Bankacılık sektörü bir zamanlar en prestijli mesleklerin başında geliyordu...

Gerek nitelikli insan gücü, gerek açtığı istihdam şemsiyesinin  herkesi kucaklayabilecek gücü, gerekse insana dokunan yaklaşımları (senfoni orkestraları, resitaller, opera ve caz konserleri, tiyatroları, prestij kitapları, hatta şirin kumbaraları) ile topluma dalga dalga yayılabiliyordu. Kalpleri kazanıyordu...

İnsanı merkezine alan çok daha insancıl yönetimler söz konusuydu..

Biz de o dönemi yakalamayı başarmış severek çalışan şanslı bir kuşaktık.

Kapitalist sistemin kalesi olarak adledilen bankalar sonrasında gerek ülke bankalarına yabancı sermaye iştahı ve gerekse de teknolojinin özellikle  bankacılık sektöründe  park etmesi sonucu insandan hızla uzaklaşmaya başladı..
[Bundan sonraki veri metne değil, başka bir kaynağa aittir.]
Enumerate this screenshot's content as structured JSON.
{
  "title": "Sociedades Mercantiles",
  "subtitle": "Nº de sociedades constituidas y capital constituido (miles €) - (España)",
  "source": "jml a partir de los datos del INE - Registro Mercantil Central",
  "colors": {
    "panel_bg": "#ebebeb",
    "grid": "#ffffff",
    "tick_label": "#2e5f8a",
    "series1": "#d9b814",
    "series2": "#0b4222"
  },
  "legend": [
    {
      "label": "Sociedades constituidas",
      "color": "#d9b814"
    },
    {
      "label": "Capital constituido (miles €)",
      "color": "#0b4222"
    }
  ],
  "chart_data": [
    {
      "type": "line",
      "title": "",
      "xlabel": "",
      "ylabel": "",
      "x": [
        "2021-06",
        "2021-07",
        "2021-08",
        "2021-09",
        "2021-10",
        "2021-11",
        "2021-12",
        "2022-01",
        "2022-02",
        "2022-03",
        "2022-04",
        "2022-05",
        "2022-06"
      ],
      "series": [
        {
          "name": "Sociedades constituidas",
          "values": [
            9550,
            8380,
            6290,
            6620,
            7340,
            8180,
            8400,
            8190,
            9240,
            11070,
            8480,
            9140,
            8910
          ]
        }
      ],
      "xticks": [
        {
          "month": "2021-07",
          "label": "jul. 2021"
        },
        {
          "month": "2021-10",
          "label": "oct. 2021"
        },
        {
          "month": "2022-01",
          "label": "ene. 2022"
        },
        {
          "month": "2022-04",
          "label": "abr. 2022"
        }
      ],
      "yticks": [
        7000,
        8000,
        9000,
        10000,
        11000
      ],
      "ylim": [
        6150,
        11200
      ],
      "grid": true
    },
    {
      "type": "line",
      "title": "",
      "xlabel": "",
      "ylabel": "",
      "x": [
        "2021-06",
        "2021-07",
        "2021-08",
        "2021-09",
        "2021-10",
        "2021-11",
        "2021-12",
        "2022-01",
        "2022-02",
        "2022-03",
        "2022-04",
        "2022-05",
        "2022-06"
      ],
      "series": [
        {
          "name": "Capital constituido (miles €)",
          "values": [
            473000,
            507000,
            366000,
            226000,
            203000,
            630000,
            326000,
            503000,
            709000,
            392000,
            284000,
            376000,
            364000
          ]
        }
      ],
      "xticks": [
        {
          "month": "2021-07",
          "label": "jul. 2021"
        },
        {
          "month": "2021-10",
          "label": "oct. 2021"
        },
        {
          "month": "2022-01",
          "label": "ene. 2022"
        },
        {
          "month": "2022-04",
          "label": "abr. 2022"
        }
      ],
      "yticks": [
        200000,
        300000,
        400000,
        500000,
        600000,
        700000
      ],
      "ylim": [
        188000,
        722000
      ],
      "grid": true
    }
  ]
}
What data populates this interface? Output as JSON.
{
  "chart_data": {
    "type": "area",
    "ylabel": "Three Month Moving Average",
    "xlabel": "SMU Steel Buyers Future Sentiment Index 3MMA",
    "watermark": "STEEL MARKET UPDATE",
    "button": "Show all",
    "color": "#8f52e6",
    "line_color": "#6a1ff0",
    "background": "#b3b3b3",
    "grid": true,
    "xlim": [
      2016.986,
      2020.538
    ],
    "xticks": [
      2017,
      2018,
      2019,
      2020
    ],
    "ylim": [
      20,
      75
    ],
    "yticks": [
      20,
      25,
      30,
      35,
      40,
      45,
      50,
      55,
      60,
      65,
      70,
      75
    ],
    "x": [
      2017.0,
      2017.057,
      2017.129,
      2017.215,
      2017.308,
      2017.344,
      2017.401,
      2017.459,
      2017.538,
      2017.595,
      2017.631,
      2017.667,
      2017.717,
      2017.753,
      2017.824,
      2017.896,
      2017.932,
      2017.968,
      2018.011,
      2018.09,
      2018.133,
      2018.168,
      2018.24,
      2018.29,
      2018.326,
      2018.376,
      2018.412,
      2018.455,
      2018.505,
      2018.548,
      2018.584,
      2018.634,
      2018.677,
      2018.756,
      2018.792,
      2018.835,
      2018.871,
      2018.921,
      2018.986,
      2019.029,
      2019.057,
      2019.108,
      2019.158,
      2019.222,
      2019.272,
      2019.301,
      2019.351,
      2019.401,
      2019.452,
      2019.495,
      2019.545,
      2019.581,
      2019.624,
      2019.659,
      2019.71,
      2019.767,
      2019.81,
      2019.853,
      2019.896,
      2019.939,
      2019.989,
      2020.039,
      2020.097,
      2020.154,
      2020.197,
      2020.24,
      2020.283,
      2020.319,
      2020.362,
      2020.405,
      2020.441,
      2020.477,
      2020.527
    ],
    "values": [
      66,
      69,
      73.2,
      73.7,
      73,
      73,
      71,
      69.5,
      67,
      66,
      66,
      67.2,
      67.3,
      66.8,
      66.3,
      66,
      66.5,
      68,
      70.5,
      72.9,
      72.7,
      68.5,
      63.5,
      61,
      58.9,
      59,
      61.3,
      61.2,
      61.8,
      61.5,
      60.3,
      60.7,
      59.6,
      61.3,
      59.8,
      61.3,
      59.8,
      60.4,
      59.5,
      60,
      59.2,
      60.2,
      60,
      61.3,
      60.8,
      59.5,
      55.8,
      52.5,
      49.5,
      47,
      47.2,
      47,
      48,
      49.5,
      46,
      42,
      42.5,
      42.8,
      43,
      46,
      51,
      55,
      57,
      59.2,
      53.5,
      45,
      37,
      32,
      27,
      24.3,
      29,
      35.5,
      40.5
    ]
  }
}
Katı regulasyonlar ve dijital dönem bankacı-müsteri ilişkisinin bağını adeta kopardı geriye sadece ağ kaldı bir anlamda örümcek ağı..

Bankacılık faktoring, leasing,  yatırım, portfoy, gyo, menkul kıymetler, sigorta tarafında da büyümeye devam etti...
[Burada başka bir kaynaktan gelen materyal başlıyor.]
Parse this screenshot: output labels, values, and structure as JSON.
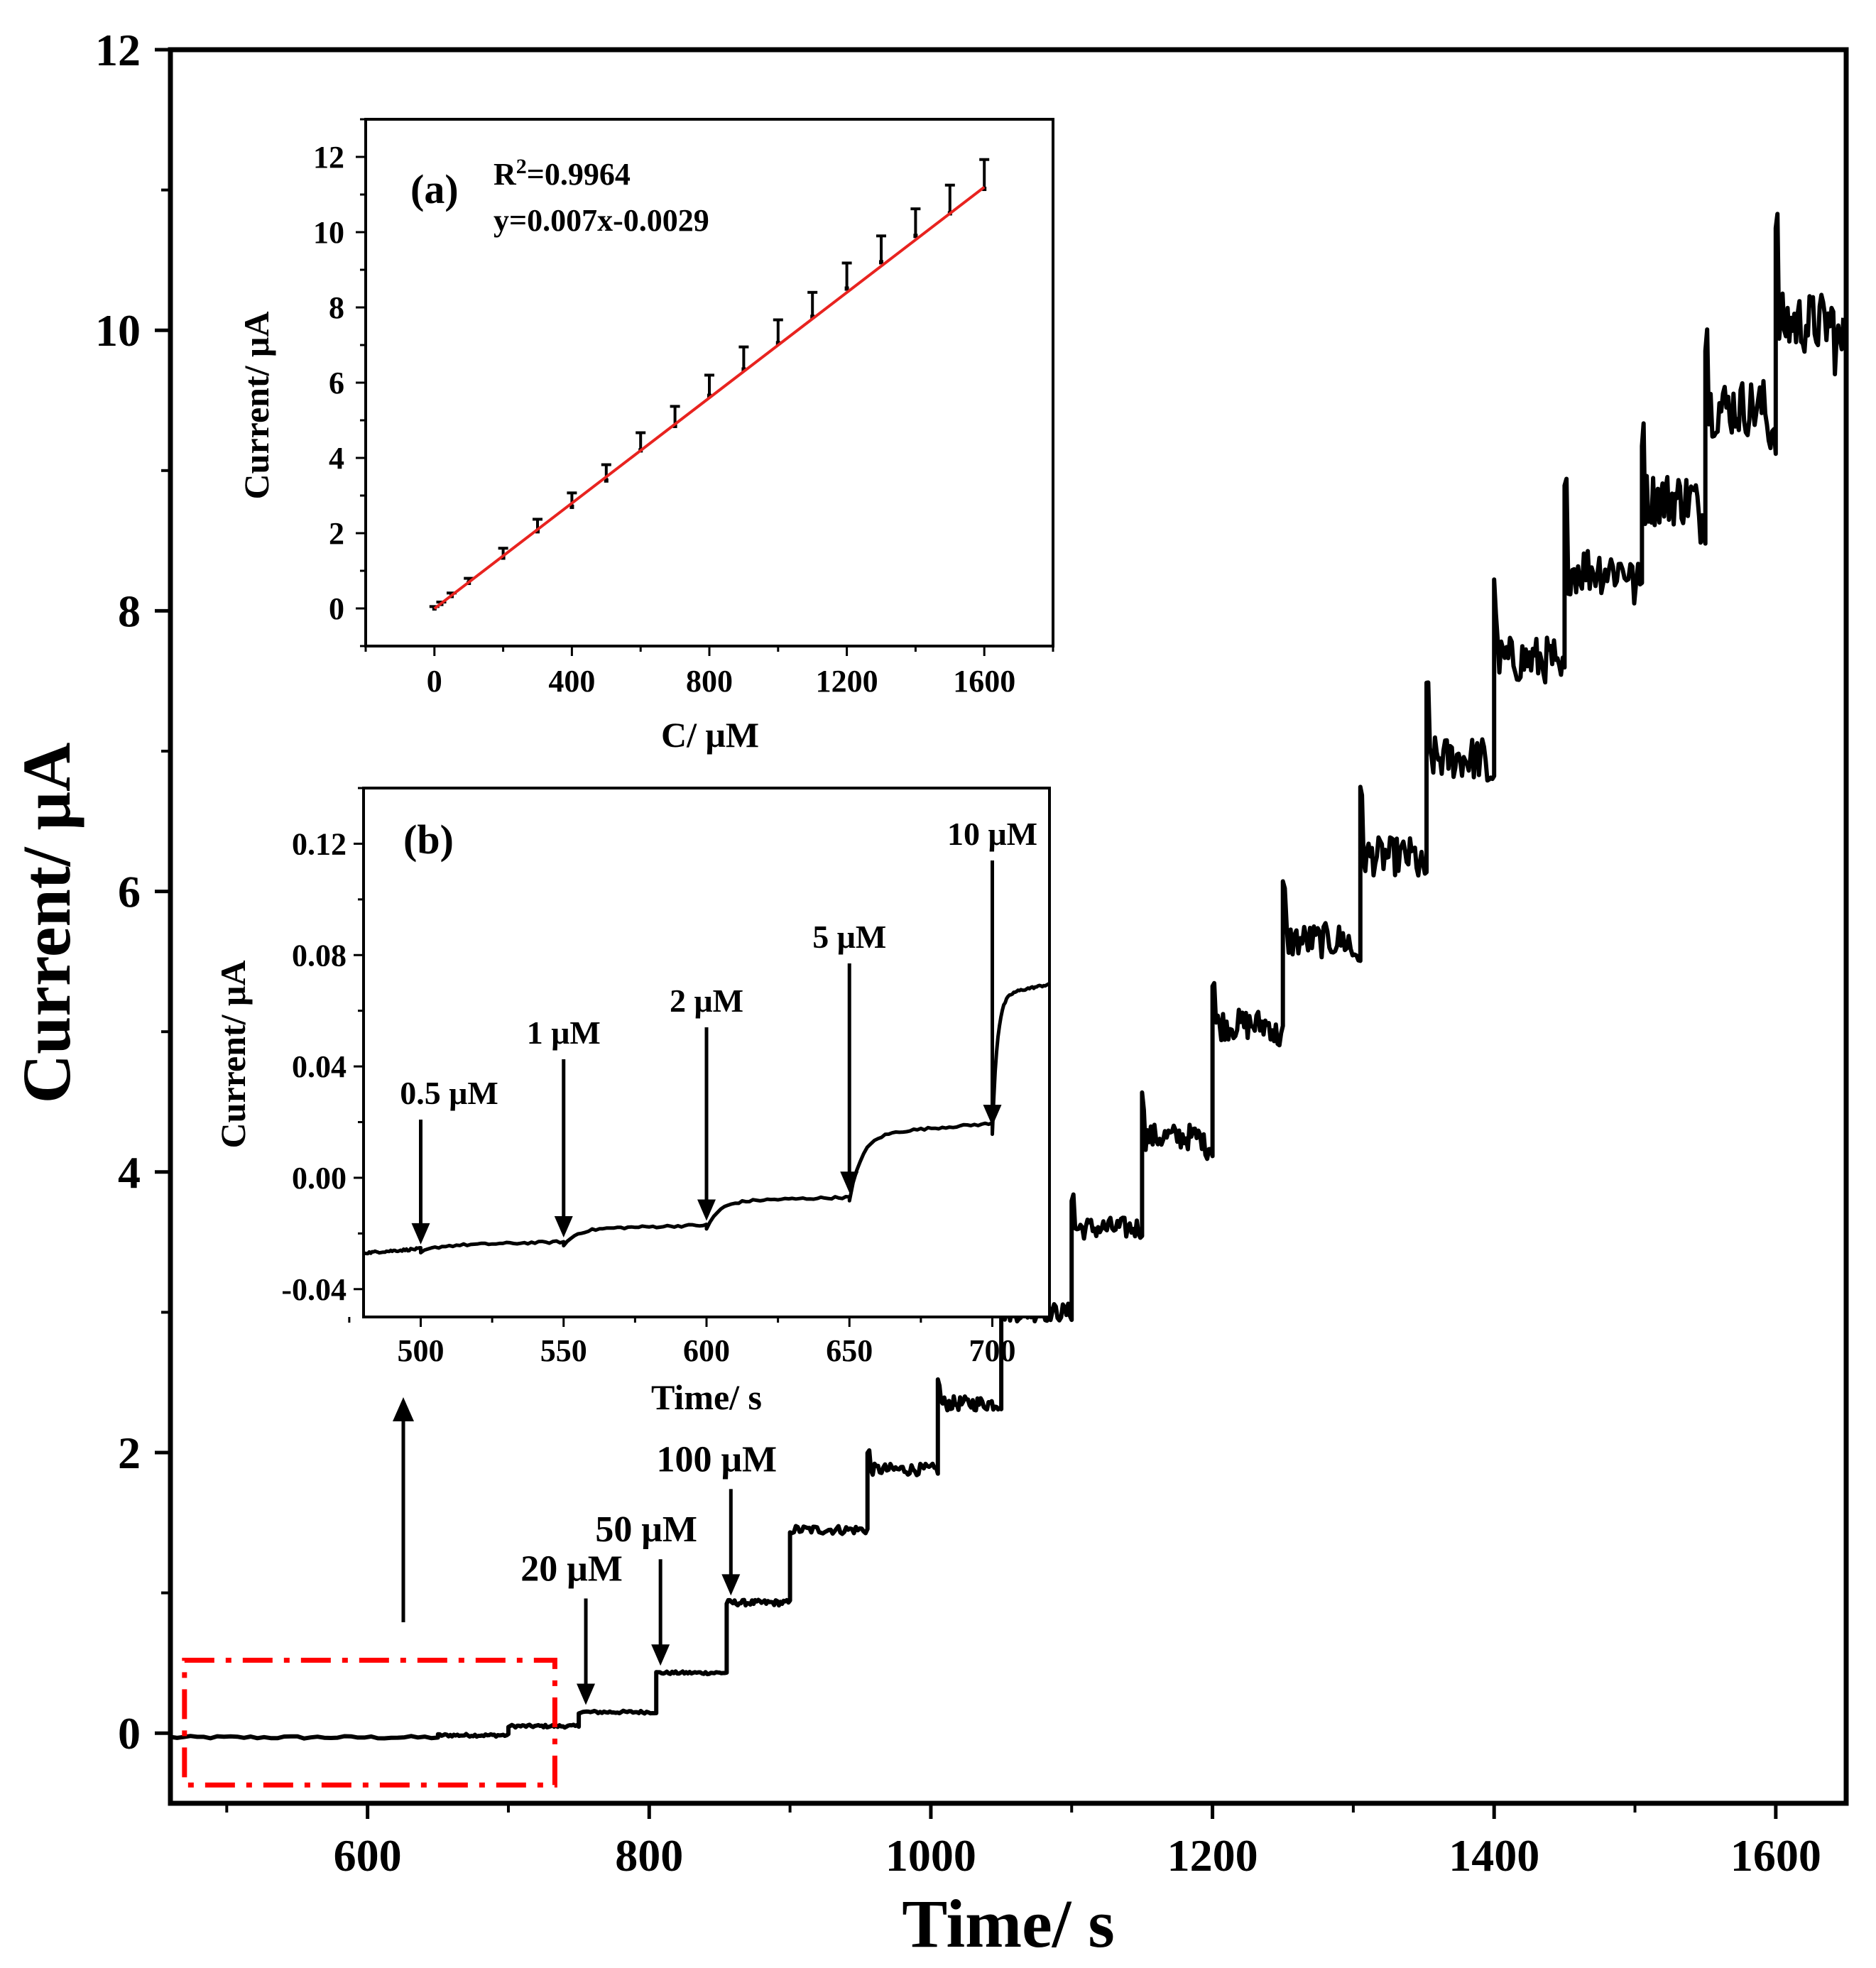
{
  "chart_data": [
    {
      "id": "main",
      "type": "line",
      "title": "",
      "xlabel": "Time/ s",
      "ylabel": "Current/ μA",
      "xlim": [
        460,
        1650
      ],
      "ylim": [
        -0.5,
        12
      ],
      "xticks": [
        600,
        800,
        1000,
        1200,
        1400,
        1600
      ],
      "yticks": [
        0,
        2,
        4,
        6,
        8,
        10,
        12
      ],
      "steps": [
        {
          "t": 460,
          "level": -0.03
        },
        {
          "t": 650,
          "level": -0.015
        },
        {
          "t": 700,
          "level": 0.05
        },
        {
          "t": 750,
          "level": 0.15
        },
        {
          "t": 805,
          "level": 0.43
        },
        {
          "t": 855,
          "level": 0.93
        },
        {
          "t": 900,
          "level": 1.45
        },
        {
          "t": 955,
          "level": 1.88
        },
        {
          "t": 1005,
          "level": 2.35
        },
        {
          "t": 1050,
          "level": 3.0
        },
        {
          "t": 1100,
          "level": 3.6
        },
        {
          "t": 1150,
          "level": 4.25
        },
        {
          "t": 1200,
          "level": 5.05
        },
        {
          "t": 1250,
          "level": 5.65
        },
        {
          "t": 1305,
          "level": 6.25
        },
        {
          "t": 1352,
          "level": 6.95
        },
        {
          "t": 1400,
          "level": 7.65
        },
        {
          "t": 1450,
          "level": 8.3
        },
        {
          "t": 1505,
          "level": 8.8
        },
        {
          "t": 1550,
          "level": 9.45
        },
        {
          "t": 1600,
          "level": 10.05
        }
      ],
      "end_t": 1648,
      "annotations": [
        {
          "text": "20 μM",
          "t": 755
        },
        {
          "text": "50 μM",
          "t": 808
        },
        {
          "text": "100 μM",
          "t": 858
        }
      ],
      "highlight_box": {
        "t": [
          470,
          733
        ],
        "current": [
          -0.37,
          0.52
        ],
        "color": "#ff0000"
      }
    },
    {
      "id": "inset-a",
      "type": "scatter",
      "panel": "(a)",
      "xlabel": "C/ μM",
      "ylabel": "Current/ μA",
      "xlim": [
        -200,
        1800
      ],
      "ylim": [
        -1,
        13
      ],
      "xticks": [
        0,
        400,
        800,
        1200,
        1600
      ],
      "yticks": [
        0,
        2,
        4,
        6,
        8,
        10,
        12
      ],
      "r2_text": "R2=0.9964",
      "r2_prefix": "R",
      "r2_sup": "2",
      "r2_value": "=0.9964",
      "equation": "y=0.007x-0.0029",
      "fit": {
        "slope": 0.007,
        "intercept": -0.0029,
        "x_range": [
          0,
          1600
        ],
        "color": "#e8231f"
      },
      "x": [
        0,
        20,
        50,
        100,
        200,
        300,
        400,
        500,
        600,
        700,
        800,
        900,
        1000,
        1100,
        1200,
        1300,
        1400,
        1500,
        1600
      ],
      "y": [
        0.0,
        0.12,
        0.33,
        0.68,
        1.35,
        2.05,
        2.7,
        3.4,
        4.2,
        4.85,
        5.65,
        6.35,
        7.05,
        7.75,
        8.5,
        9.2,
        9.9,
        10.5,
        11.15
      ],
      "yerr": [
        0.05,
        0.05,
        0.08,
        0.12,
        0.25,
        0.32,
        0.37,
        0.42,
        0.47,
        0.52,
        0.55,
        0.6,
        0.62,
        0.65,
        0.68,
        0.7,
        0.72,
        0.75,
        0.78
      ]
    },
    {
      "id": "inset-b",
      "type": "line",
      "panel": "(b)",
      "xlabel": "Time/ s",
      "ylabel": "Current/ μA",
      "xlim": [
        480,
        720
      ],
      "ylim": [
        -0.05,
        0.14
      ],
      "xticks": [
        500,
        550,
        600,
        650,
        700
      ],
      "yticks": [
        -0.04,
        0.0,
        0.04,
        0.08,
        0.12
      ],
      "ytick_labels": [
        "-0.04",
        "0.00",
        "0.04",
        "0.08",
        "0.12"
      ],
      "steps": [
        {
          "t": 480,
          "level": -0.027
        },
        {
          "t": 500,
          "level": -0.0245
        },
        {
          "t": 550,
          "level": -0.0185
        },
        {
          "t": 600,
          "level": -0.0085
        },
        {
          "t": 650,
          "level": 0.0155
        },
        {
          "t": 700,
          "level": 0.0655
        }
      ],
      "end_t": 720,
      "annotations": [
        {
          "text": "0.5 μM",
          "t": 500
        },
        {
          "text": "1 μM",
          "t": 550
        },
        {
          "text": "2 μM",
          "t": 600
        },
        {
          "text": "5 μM",
          "t": 650
        },
        {
          "text": "10 μM",
          "t": 700
        }
      ]
    }
  ]
}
Haliyle söz konusu koşullar nedeniyle düne kadar tefeci diye etiketlenen faktoring firmalarının yönetimlerine bile başarılı bilgisayar mühendisleri gelmeye başladı. Teknoloji her yerdeydi...

Zaten piramit yapılarda  en baştan beri yukarıdan aşağıya jakoben bir biçimde inen iletişim aşağıdan yukarı hiç çıkamaz oldu. Yönetimler sadece dış müşteriden degil iç müşteriden de koptu...

İşten çıkarmaların artması, kullan-at istihdamı, çalışan ve kurumlar arasındaki gizli psikolojik bağları eritti, karşılıklı  aidiyet-vefa duyguları ortadan kalktı.

Şubelerde yabancılaşma son faza yükseldi. Call center robotuna dönüşen göz teması bile kurmak istemeyen negatif enerji toplarına dönüştü çalısanlar..

Yönetimler ise al gülüm ver gülüm ödülleri, wining-dining toplantıları ile kendi  içlerinde top çevirip bırakın gerçek dünyayı, dijital dünyadan sanal dünyaya geçmekte artık kimsenin yemediği bu oyuna devam etmekte bir mahsur görmediler...

Taa ki dramatik düşüşler ve dramatik durumlar yaşanana kadar!

İnsanı baz almayan hiç bir kurum yaşamaz, insanı baz almayan liderlik ve başarı da hiç bir zaman söz konusu olamaz.

Net!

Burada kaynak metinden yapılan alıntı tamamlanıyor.